Es ist nicht einfach einem solch hochgebildeten Autor wie Frido Mann Gerechtigkeit widerfahren zu lassen. Als Psychologe würde man wohl resignierend sagen müssen: austherapiert, weil er alles schon kennt und ausprobiert hat. Gerade sein überzeugendes Beispiel Daniel Barenboim verweist aber auf den neuralgischen Punkt seines Buches: Schuster bleib bei deinen Leisten. Das tut Daniel in vorbildlicher Weise, Frido jedoch nicht, dem es offensichtlich an eine tragfähigen Glaubenserfahrung mangelt. Sonst würde er nicht das Selbst in das Zentrum seiner selbst komponierten Religion rücken, was ja geradezu das Signum der antireligösen Moderne ist. Typisch sind - auch in der humanistischen Psychologie - Zielsetzungen wie „Selbst-Entfaltung“, „Selbst-Heilung“, „Selbst-Verwirklichung“ oder „Selbst-Ermächtigung“ etc. Tatsächlich jedoch ist das beherrschende Selbst eine Art Parasit, der zuerst die Persönlichkeit vollkommen macht, dann bestimmte Teile an sich reißt und schließlich im Kostüm der Person selbst auftritt (Idris Shah, Sufi-Wege zum Selbst, München 1994, S. 23.) Und Sigismund Schlomo Freud beschreibt sein Grundmodell der Seele so: „Wir nehmen an, daß das Seelenleben die Funktion eines Apparates ist, dem wir räumliche Ausdehnung und Zusammensetzung aus mehreren Stücken zuschreiben, den wir uns also ähnlich vorstellen wie ein Fernrohr, ein Mikroskop und dergleichen." Seine dazu verfasste Skizze ähnelt dem Schaltplan eines Transistors.
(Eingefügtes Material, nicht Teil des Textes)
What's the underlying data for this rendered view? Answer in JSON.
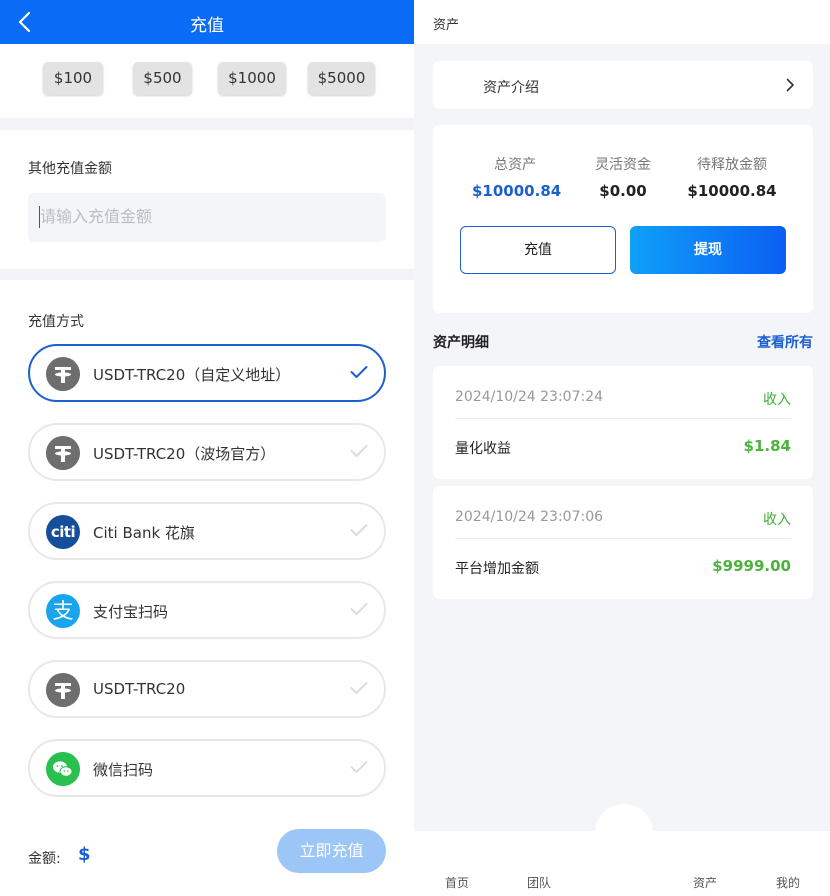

Der Hund, den Frido wittert, liegt ganz woanders begraben. Es ist nicht das Versagen „der Religionen“, sondern der modernen, aufgeklärten, emanzipierten Menschen, die sich einer religiösen Disziplin nicht mehr unterwerfen wollen. Während die moderne Psychologie eine Verfeinerung des Egos anpeilt, geht es im spirituellen Training um dessen Zerkleinerung. Das ist der Kern jeder Religion, der sich in dem Gebot ausdrückt: liebe deinen Nächsten (d.h. auch deine Feinde) mehr (!) als dich selbst. Leider sind den Religionen im Zuge ihrer „Protestantisierung“ die qualifizierten Trainer abhanden gekommen, so dass nun alle in der menschlichen Praxis auf den Hund gekommen sind. In diesem Punkte hat der Autor recht.